Do not over-attribute.

If crawler visits increase, llms.txt may be one factor. Internal links, new content, external mentions, sitemaps, and normal crawler schedules may also play a role.

The goal is evidence, not certainty.

Step 8: Use Prompt Tests Carefully

Prompt tests are useful, but they are not crawler logs.

After publishing llms.txt, run repeatable prompts:

  • "What does [brand] do?"
  • "What tools does [brand] offer?"
  • "How can I monitor AI crawler traffic?"
  • "Which pages explain [product category]?"
  • "What is the best resource for [specific workflow]?"

Use the Prompt Library to keep these tests consistent.

Track:

  • whether the answer mentions your brand
  • whether it describes the right pages
  • whether it cites or references the right resources
  • whether it invents outdated information
  • whether competitors appear instead
  • whether answers change after content updates

Prompt tests tell you what AI systems say.

Crawler logs tell you what automated systems requested.

Use both, but do not confuse them.

Step 9: Maintain llms.txt Like A Product Surface

Do not publish llms.txt once and forget it.

Update it when:

  • new product pages launch
  • docs change
  • crawler resources are added
  • WebMCP pages are updated
  • MCP tools are added
  • high-value blog posts are published
  • ecommerce product guides change
  • important URLs are redirected
  • pages are removed or consolidated

Treat it like a lightweight product surface for agents.

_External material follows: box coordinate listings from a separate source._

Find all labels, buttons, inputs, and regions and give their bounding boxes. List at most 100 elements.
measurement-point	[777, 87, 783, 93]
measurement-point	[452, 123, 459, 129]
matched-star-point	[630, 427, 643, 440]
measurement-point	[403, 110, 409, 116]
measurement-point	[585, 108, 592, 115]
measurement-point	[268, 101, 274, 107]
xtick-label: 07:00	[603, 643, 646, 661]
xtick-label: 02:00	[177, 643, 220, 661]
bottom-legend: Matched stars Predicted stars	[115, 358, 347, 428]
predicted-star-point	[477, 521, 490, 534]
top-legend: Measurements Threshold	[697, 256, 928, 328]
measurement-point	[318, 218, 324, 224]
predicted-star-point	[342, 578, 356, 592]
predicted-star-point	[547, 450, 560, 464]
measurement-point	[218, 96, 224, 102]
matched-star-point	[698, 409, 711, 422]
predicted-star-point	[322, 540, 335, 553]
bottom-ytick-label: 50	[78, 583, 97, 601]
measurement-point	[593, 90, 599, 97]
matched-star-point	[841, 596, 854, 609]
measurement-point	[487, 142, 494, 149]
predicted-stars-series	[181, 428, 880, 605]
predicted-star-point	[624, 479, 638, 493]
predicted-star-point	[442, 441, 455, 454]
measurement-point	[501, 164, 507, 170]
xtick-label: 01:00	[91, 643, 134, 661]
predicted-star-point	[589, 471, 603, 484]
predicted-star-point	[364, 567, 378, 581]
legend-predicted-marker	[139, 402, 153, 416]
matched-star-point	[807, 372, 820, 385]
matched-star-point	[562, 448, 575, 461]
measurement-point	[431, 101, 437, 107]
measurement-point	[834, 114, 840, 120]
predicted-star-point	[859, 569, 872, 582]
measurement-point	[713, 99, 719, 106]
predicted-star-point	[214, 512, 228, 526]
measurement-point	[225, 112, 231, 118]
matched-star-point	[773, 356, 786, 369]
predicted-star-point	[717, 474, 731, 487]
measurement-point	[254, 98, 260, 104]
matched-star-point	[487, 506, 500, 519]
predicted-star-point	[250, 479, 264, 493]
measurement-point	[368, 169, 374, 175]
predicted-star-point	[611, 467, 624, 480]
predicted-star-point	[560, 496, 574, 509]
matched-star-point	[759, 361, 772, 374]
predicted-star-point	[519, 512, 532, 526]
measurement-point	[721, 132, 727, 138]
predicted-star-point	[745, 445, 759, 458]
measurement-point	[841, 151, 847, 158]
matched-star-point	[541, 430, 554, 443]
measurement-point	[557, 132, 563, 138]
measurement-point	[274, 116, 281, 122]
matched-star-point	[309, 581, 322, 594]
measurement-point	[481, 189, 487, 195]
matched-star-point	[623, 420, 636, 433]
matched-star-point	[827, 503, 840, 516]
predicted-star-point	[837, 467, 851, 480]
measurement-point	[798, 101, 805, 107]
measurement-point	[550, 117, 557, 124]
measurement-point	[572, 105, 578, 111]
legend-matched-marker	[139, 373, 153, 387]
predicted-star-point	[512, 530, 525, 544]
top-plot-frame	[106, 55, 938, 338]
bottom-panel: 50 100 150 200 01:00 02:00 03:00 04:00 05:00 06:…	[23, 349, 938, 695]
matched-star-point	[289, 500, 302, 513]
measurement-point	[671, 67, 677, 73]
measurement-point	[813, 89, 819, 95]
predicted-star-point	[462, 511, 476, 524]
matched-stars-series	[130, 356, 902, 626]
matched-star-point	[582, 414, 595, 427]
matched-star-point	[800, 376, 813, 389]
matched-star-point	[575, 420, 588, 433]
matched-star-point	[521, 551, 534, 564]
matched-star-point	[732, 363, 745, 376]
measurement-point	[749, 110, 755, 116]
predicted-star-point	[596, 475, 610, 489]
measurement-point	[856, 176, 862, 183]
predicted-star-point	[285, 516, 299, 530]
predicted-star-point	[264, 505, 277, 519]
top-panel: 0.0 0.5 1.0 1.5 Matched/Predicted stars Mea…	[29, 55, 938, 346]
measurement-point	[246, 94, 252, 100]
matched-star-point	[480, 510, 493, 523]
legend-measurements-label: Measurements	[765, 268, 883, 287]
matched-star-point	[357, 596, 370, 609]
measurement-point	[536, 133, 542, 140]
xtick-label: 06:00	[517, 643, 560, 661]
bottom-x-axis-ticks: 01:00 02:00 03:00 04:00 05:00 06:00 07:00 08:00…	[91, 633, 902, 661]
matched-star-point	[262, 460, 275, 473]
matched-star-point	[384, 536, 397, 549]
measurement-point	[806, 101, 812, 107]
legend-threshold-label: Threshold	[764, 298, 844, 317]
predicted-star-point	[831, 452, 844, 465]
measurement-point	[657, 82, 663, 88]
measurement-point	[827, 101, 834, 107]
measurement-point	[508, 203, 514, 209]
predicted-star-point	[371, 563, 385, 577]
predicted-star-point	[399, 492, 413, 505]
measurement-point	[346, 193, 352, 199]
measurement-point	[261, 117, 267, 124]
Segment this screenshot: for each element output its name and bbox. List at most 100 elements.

If the file links to stale pages, broken pages, or outdated descriptions, it can create confusion instead of clarity.

Common Mistakes

Mistake 1: Treating llms.txt Like A Ranking Factor

There is no guarantee that adding llms.txt will improve AI search visibility.

Treat it as a discovery and context layer, not a ranking lever.

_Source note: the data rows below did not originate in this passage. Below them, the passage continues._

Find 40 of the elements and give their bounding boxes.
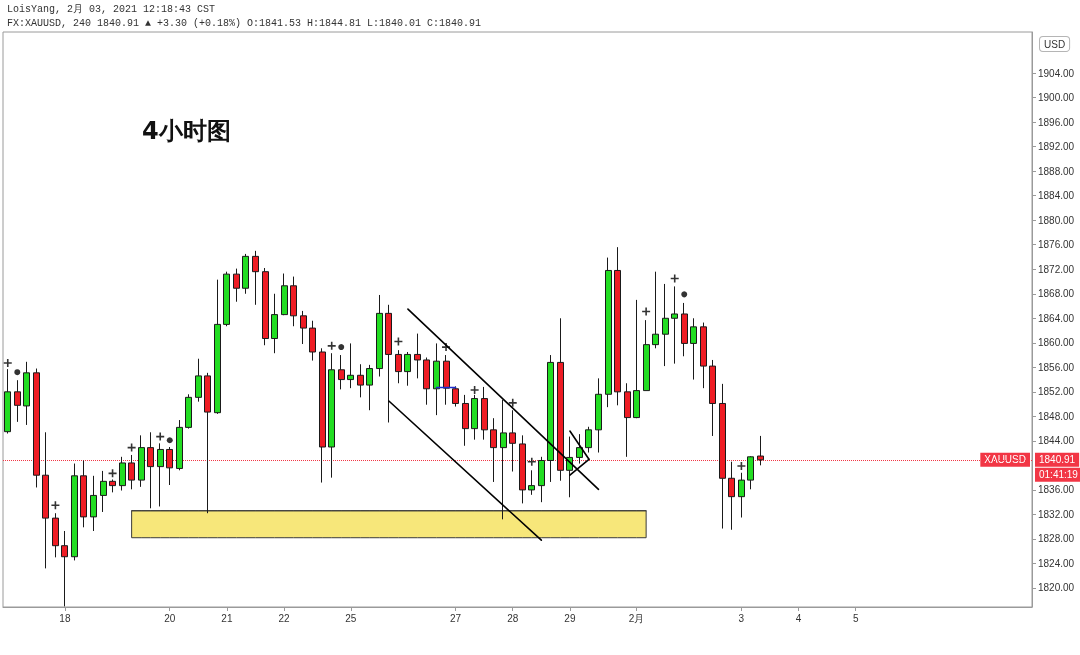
y-tick-label: 1856.00 (1038, 361, 1075, 373)
y-tick-label: 1864.00 (1038, 312, 1075, 324)
x-tick-label: 4 (795, 612, 802, 624)
text: LoisYang, 2月 03, 2021 12:18:43 CST (7, 3, 216, 15)
y-tick-label: 1876.00 (1038, 239, 1075, 251)
y-tick-label: 1872.00 (1038, 263, 1075, 275)
y-tick-label: 1832.00 (1038, 508, 1075, 520)
y-tick-label: 1888.00 (1038, 165, 1075, 177)
y-tick-label: 1884.00 (1038, 190, 1075, 202)
y-tick-label: 1820.00 (1038, 582, 1075, 594)
text: 4小时图 (142, 117, 231, 145)
y-tick-label: 1868.00 (1038, 288, 1075, 300)
ref-line-label: 1840.91 (1039, 454, 1076, 466)
y-tick-label: 1836.00 (1038, 484, 1075, 496)
y-tick-label: 1844.00 (1038, 435, 1075, 447)
x-tick-label: 3 (738, 612, 745, 624)
y-tick-label: 1892.00 (1038, 141, 1075, 153)
x-tick-label: 27 (450, 612, 462, 624)
x-tick-label: 22 (278, 612, 291, 624)
y-tick-label: 1852.00 (1038, 386, 1075, 398)
x-tick-label: 20 (164, 612, 176, 624)
x-tick-label: 5 (852, 612, 859, 624)
y-tick-label: 1896.00 (1038, 116, 1075, 128)
y-tick-label: 1904.00 (1038, 67, 1075, 79)
x-tick-label: 25 (345, 612, 357, 624)
x-tick-label: 29 (564, 612, 576, 624)
y-tick-label: 1848.00 (1038, 410, 1075, 422)
text: 01:41:19 (1039, 469, 1079, 481)
y-tick-label: 1828.00 (1038, 533, 1075, 545)
x-tick-label: 28 (507, 612, 519, 624)
y-tick-label: 1824.00 (1038, 557, 1075, 569)
y-axis-title: USD (1044, 38, 1066, 50)
annotation: XAUUSD (984, 454, 1026, 466)
y-tick-label: 1860.00 (1038, 337, 1075, 349)
x-tick-label: 2月 (628, 612, 645, 624)
x-tick-label: 18 (59, 612, 71, 624)
x-tick-label: 21 (221, 612, 233, 624)
text: FX:XAUUSD, 240 1840.91 ▲ +3.30 (+0.18%) O:1841.53 H:1844.81 L:1840.01 C:1840.91 (7, 17, 482, 29)
y-tick-label: 1900.00 (1038, 92, 1075, 104)
y-tick-label: 1880.00 (1038, 214, 1075, 226)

Mistake 2: Copying Your Sitemap

Do not list everything.

Curate the most useful resources.

Mistake 3: Including Private Information

The file is public.

Do not include anything confidential.

Mistake 4: Linking To Blocked Pages

If llms.txt links to pages that robots.txt, CDN rules, WAF rules, or auth walls block, the file may point crawlers toward dead ends.

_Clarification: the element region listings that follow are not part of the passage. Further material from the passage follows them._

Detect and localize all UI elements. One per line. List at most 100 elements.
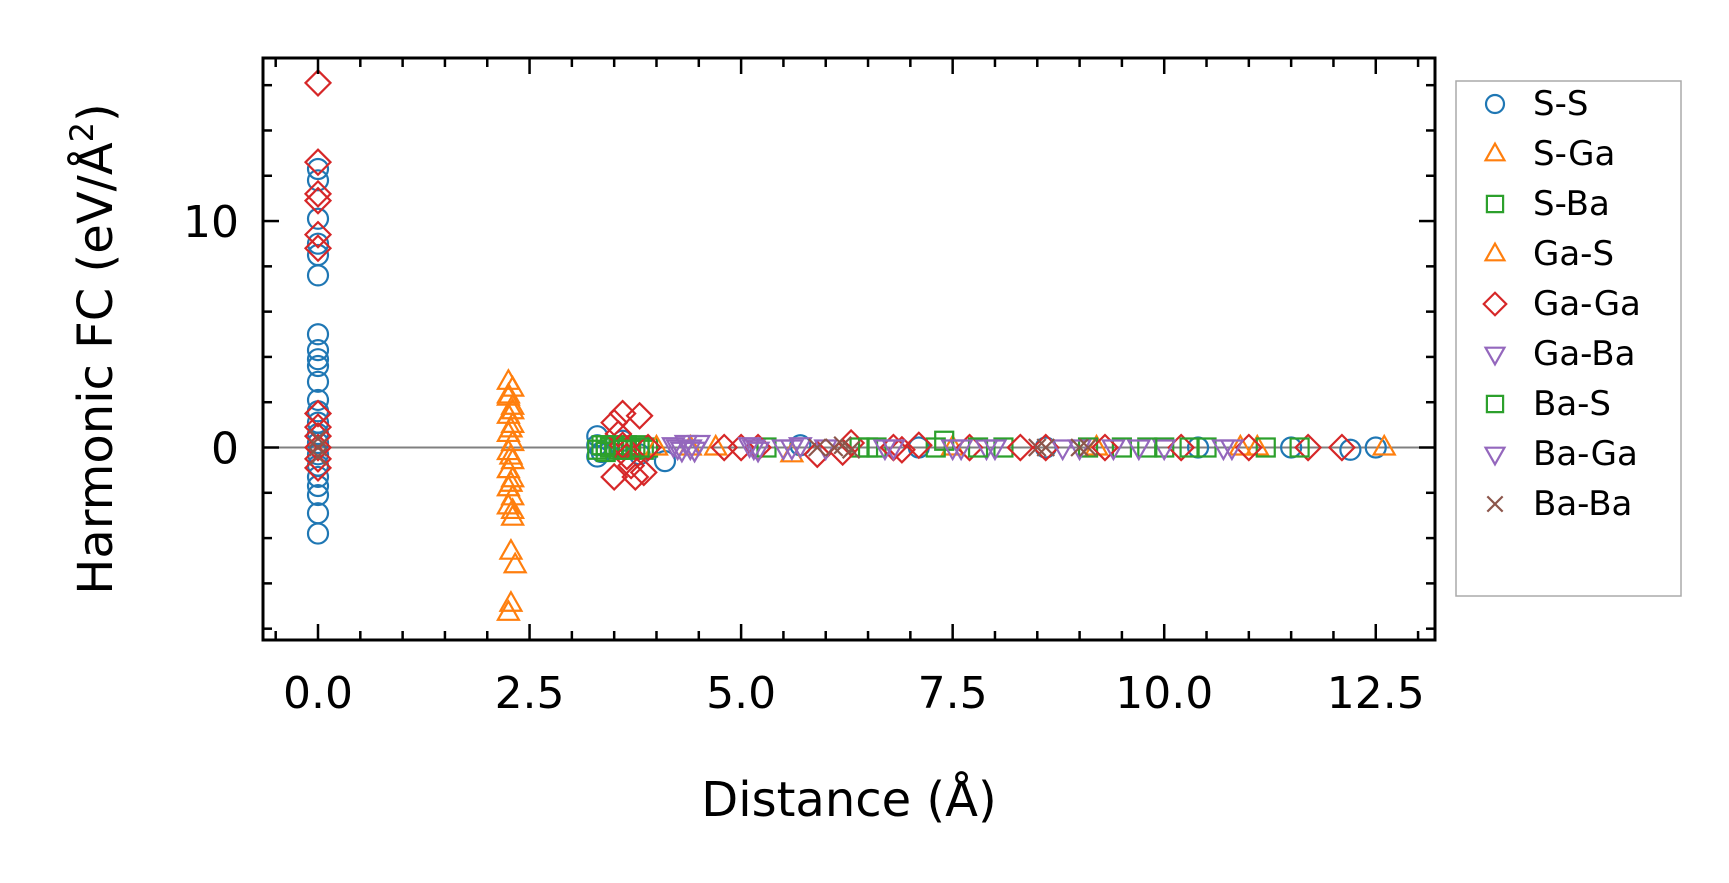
data-point-ga-s [498,470,524,492]
data-point-ga-ba [787,437,813,459]
y-axis-label: Harmonic FC (eV/Å2) [63,103,124,595]
data-point-s-s [306,348,330,371]
legend-entry-ga-ga: Ga-Ga [1533,284,1641,324]
legend-entry-ba-ga: Ba-Ga [1533,434,1638,474]
data-point-ga-ga [600,462,629,492]
data-point-ga-ga [617,451,646,480]
x-tick-label: 0.0 [283,668,353,719]
data-point-ba-ba [1078,438,1098,457]
y-tick-label: 10 [183,197,239,248]
data-point-ba-ba [841,440,861,460]
data-point-s-s [306,483,330,507]
legend-marker-ga-s [1483,241,1507,262]
data-point-ba-ga [982,439,1008,462]
data-point-ga-s [498,442,524,465]
legend-marker-ba-ba [1486,495,1504,513]
data-point-ga-ga [600,408,629,437]
legend-entry-ba-s: Ba-S [1533,384,1611,424]
legend: S-S S-Ga S-Ba Ga-S Ga-Ga Ga-Ba Ba-S Ba-Ga Ba-Ba [1455,80,1682,597]
data-point-s-s [306,388,330,412]
x-axis-label: Distance (Å) [701,771,996,828]
data-point-ba-s [1137,437,1158,458]
legend-entry-ga-s: Ga-S [1533,234,1614,274]
legend-marker-s-ba [1485,194,1505,214]
y-tick-labels: 0 10 [183,197,239,474]
data-point-ba-s [612,439,633,460]
data-point-ga-ba [745,441,771,464]
data-point-s-s [1364,436,1387,459]
legend-entry-ba-ba: Ba-Ba [1533,484,1632,524]
data-point-ba-ba [807,438,827,457]
data-point-s-s [306,443,330,466]
data-point-ga-s [703,433,729,456]
data-point-s-ba [1077,437,1099,458]
y-axis-label-main: Harmonic FC (eV/Å [67,142,124,595]
data-point-s-s [306,339,330,362]
data-point-s-ga [500,503,526,526]
series-ba-ga [665,434,1245,464]
data-point-ga-ga [303,399,333,428]
data-point-s-s [306,370,330,393]
data-point-ba-ga [1126,439,1152,462]
legend-entry-s-ga: S-Ga [1533,134,1615,174]
y-tick-label: 0 [211,424,239,475]
data-point-s-s [306,522,330,545]
data-point-s-s [306,264,330,287]
data-point-ba-s [1289,437,1310,458]
legend-marker-ba-ga [1483,446,1507,467]
data-point-ga-ga [604,419,633,448]
data-point-ga-ga [1327,433,1356,462]
data-point-s-ba [1255,437,1276,458]
data-point-s-ga [1371,433,1397,456]
data-point-s-s [306,207,330,230]
x-tick-label: 12.5 [1327,668,1425,719]
data-point-ba-ba [833,435,852,455]
data-point-ga-ga [612,442,641,471]
data-point-s-s [306,157,330,181]
legend-marker-ga-ga [1482,291,1508,317]
data-point-ga-ba [1151,439,1177,462]
data-point-ga-ga [803,440,832,469]
data-point-ga-ga [1090,433,1120,462]
data-point-s-s [306,474,330,498]
data-point-ga-ba [1101,439,1126,462]
data-point-s-ga [498,590,524,612]
data-point-ga-ga [625,401,654,430]
data-point-ga-ba [1050,439,1076,462]
data-point-s-ga [498,537,524,560]
x-tick-label: 7.5 [918,668,988,719]
data-point-ga-s [498,415,524,438]
data-point-s-s [1339,438,1362,461]
data-point-ba-ga [682,441,707,464]
data-point-ga-ga [621,462,650,492]
data-point-ga-s [644,433,669,456]
data-point-ba-ba [1036,438,1056,457]
data-point-ba-ga [872,439,898,462]
data-point-ga-ga [633,433,663,462]
legend-marker-ba-s [1485,394,1505,414]
y-axis-label-superscript: 2 [63,122,101,142]
data-point-ga-ga [303,148,333,177]
data-point-ba-s [967,437,989,458]
data-point-ga-s [500,397,526,420]
data-point-ga-ga [629,458,658,487]
data-point-ba-ga [1219,439,1245,462]
data-point-ba-ba [308,438,328,457]
legend-box [1455,80,1682,597]
data-point-s-s [306,323,330,346]
data-point-ba-ba [1070,438,1089,457]
scatter-points [303,68,1397,621]
data-point-ga-ga [1294,433,1323,462]
data-point-ga-ga [904,431,933,460]
data-point-s-s [306,169,330,192]
data-point-ba-ba [1028,438,1047,457]
data-point-s-ba [934,430,955,451]
data-point-ga-ga [303,433,333,462]
legend-marker-ga-ba [1483,346,1507,367]
series-ga-s [496,381,1253,520]
data-point-s-ga [496,599,521,621]
x-tick-labels: 0.0 2.5 5.0 7.5 10.0 12.5 [283,668,1425,719]
legend-entry-s-ba: S-Ba [1533,184,1610,224]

Mistake 5: Never Monitoring It

If you cannot tell whether /llms.txt gets requested, you cannot learn much from the implementation.

Monitor crawler behavior after publishing.

llms.txt Checklist

Before publishing:

  • Purpose: the file explains what the site does and which resources matter.
  • Structure: it uses one H1, a short summary, and clear H2 sections.
  • Links: every important link has a useful description.
  • Curation: it lists important pages, not every page.
  • Safety: it contains no private data, keys, or internal URLs.
  • Access: it returns 200 at /llms.txt.
  • Consistency: linked pages are also supported by internal links and sitemap coverage.
  • Monitoring: crawler requests to /llms.txt and linked pages are tracked after publishing.
  • Prompt tests: answer behavior is tested separately from crawler access.
  • Maintenance: the file is updated when important pages change.

Where CrawlConsole Fits

CrawlConsole fits after the file goes live.

Use Web Crawlers to identify AI crawler user agents.

Then monitor:

  • whether /llms.txt gets requested
  • which crawler requested it
  • whether the crawler received 200
  • whether linked pages were visited after the request
  • whether important pages stayed ignored
  • whether crawler behavior changed after updates

For agent-readable site work, pair llms.txt with WebMCP and the WebMCP Checker.

For MCP discovery workflows, connect relevant pages to MCP Finder.

For content planning, use the workflow in How to Use AI Crawler Logs to Find Content Ideas.

The practical point:

Do not just add llms.txt. Watch what happens after you add it.

The Bottom Line

llms.txt is worth testing if your website has important resources that AI systems should understand.

But it should be treated as an emerging convention, not a guaranteed ranking shortcut.

Use it to provide a curated, readable map of your most important resources.

Then monitor:

  • whether AI crawlers request it
  • whether they receive a clean response
  • whether they visit linked pages
  • whether important pages get revisited
  • whether prompt answers improve over time

That is the difference between adding a file and building an AI crawler visibility workflow.